BlackRock, Citi Say Buy Munis as Yields Climb From 50-Year Low

  • An increase in supply means a chance to lock-in higher yields
  • `Cheapness could be relatively short-lived,' Citi's Rai says

Just weeks removed from the lowest municipal-bond yields in 50 years, BlackRock Inc. and Citigroup Inc. are imploring investors to buy.

Their recommendation stems from a confluence of factors, ranging from depressed yield levels worldwide to an imbalance of supply and demand in the $3.7 trillion municipal market. Though 10-year yields have climbed in March in six of the past seven years, now might be the best chance to buy tax-exempt debt, according to Vikram Rai, head of muni strategy at Citigroup in New York.

“This year, we expect that the cheapness could be relatively short-lived and we strongly recommend that investors utilize this temporary cheapness as buying opportunities before yields plummet again,” Rai said in a Feb. 29 report. “This is not the time to sit on the sidelines.”

Fixed-income investors have had to re-calibrate their expectations in 2016 as China’s economic slowdown and plunging oil prices have buffeted global equity markets, spurring demand for the safest assets. In the U.S., yields have plunged even though the Federal Reserve raised its target for the first time since 2006. That’s made muni buyers wary of calling a bottom to rates.

BlackRock, the world’s largest money manager, shares Citi’s view of taking advantage of increased yields. Supply is building in the coming weeks, making it tougher for states and cities to borrow at current levels. They may have to offer investors better deals.

“Seasonal weakness, when we see that, is often a good opportunity to buy at better value, so look for that coming up in the near-term,” said Peter Hayes, who oversees $110 billion of state and local debt as the head of BlackRock’s muni group.

Here are four charts that show what BlackRock and Citi see in the market.

Absolute Advantage

Benchmark 10-year muni yields have climbed from near-record lows, making them more appealing to fixed-income investors. At 1.76 percent, the Bloomberg index is the highest since January and up 0.2 percentage point from Feb. 11.

Before the yield increase, some individual investors were in “rate shock,” Rai said.

“It’s really nothing more than the market hitting resistance,” said Sean Carney, head of muni strategy at BlackRock. “It’s a pullback in a market that has come a long way and is going to assess the next move.”

Supply Glut

An increase in municipal-bond supply gave investors the opportunity to be more picky in their purchases, leading to higher yields. Long-term fixed-rate issuance reached $9.8 billion in the week through Feb. 26, the highest since November, data compiled by Bloomberg show.

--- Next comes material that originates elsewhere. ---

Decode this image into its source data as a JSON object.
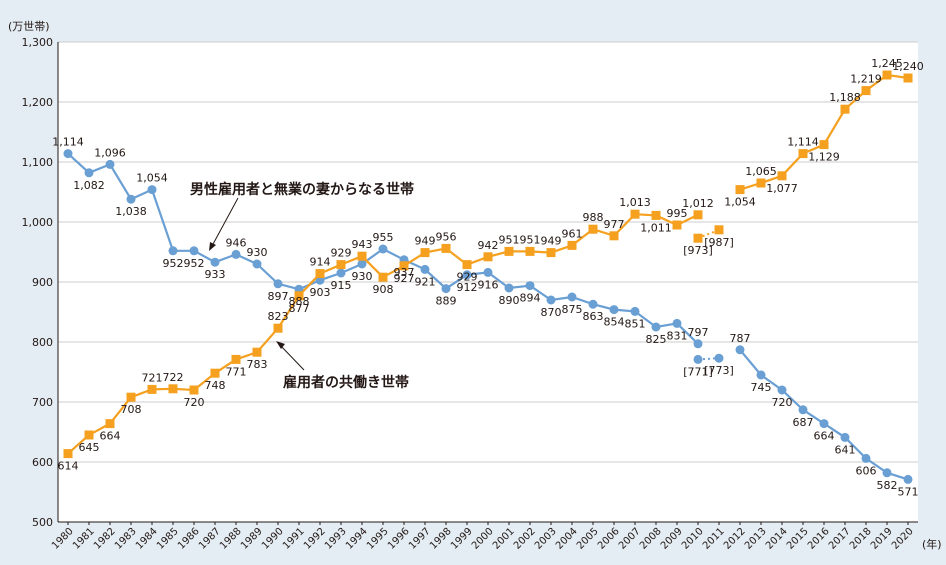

“Some of the more recent deals have been met with a little bit more resistance,” Hayes said. “Supply is likely to pick up -- especially given the fact that rates are so low.”

Crowded Market

State and local governments have scheduled about $15 billion of bond sales in the next 30 days, the largest slate since November, Bloomberg data show. The figure tends to underestimate the amount of offerings because some are announced just days in advance.

That’s a trend muni investors usually encounter. Issuance in March has exceeded that in January and February each year since 2012, Bloomberg data show. That contributes to benchmark yields typically increasing during the month.

What could offset that this year is if non-traditional muni investors consider the bonds with global yields near record lows, Rai said. While corporate debt seems cheap to state and local securities, munis benefit from the flight to safe assets that has pushed U.S. Treasury yields lower and 10-year debt from Japan and Switzerland to below-zero rates.

Relatively Cheap

The 1.76 percent yield on benchmark 10-year munis compares with 1.75 percent on similar-maturity Treasuries, Bloomberg data show. The ratio is a measure of relative value between the asset classes. It climbed to 101 percent on Monday, the highest since October, signaling that tax-free bonds are cheap relative to their federal counterparts.

Investors who don’t benefit from tax-exempt interest will occasionally cross over and add munis when their absolute yields increase. Over the past 10 years, the ratio has averaged 97.6 percent.

For an individual in the top federal income-tax bracket, the muni yield is equivalent to 3.1 percent on taxable securities. 

Munis overall have returned 1.2 percent this year, compared with 3.2 percent for Treasuries, Bank of America Merrill Lynch data show. For tax-exempt debt, coupon payments have driven most of the gains, rather than a jump in bond prices.

The underperformance to Treasuries hasn’t yet turned muni mutual fund flows negative. Rather, they’ve seen money pour in for 21 straight weeks, the longest stretch since December 2014, Lipper US Fund Flows data show.

“We’re going to tend to underperform when rates fall, as they’re doing now, particularly in this flight to quality we’re seeing in U.S. rates,” Hayes said. “But when rates do rise, we tend to outperform.”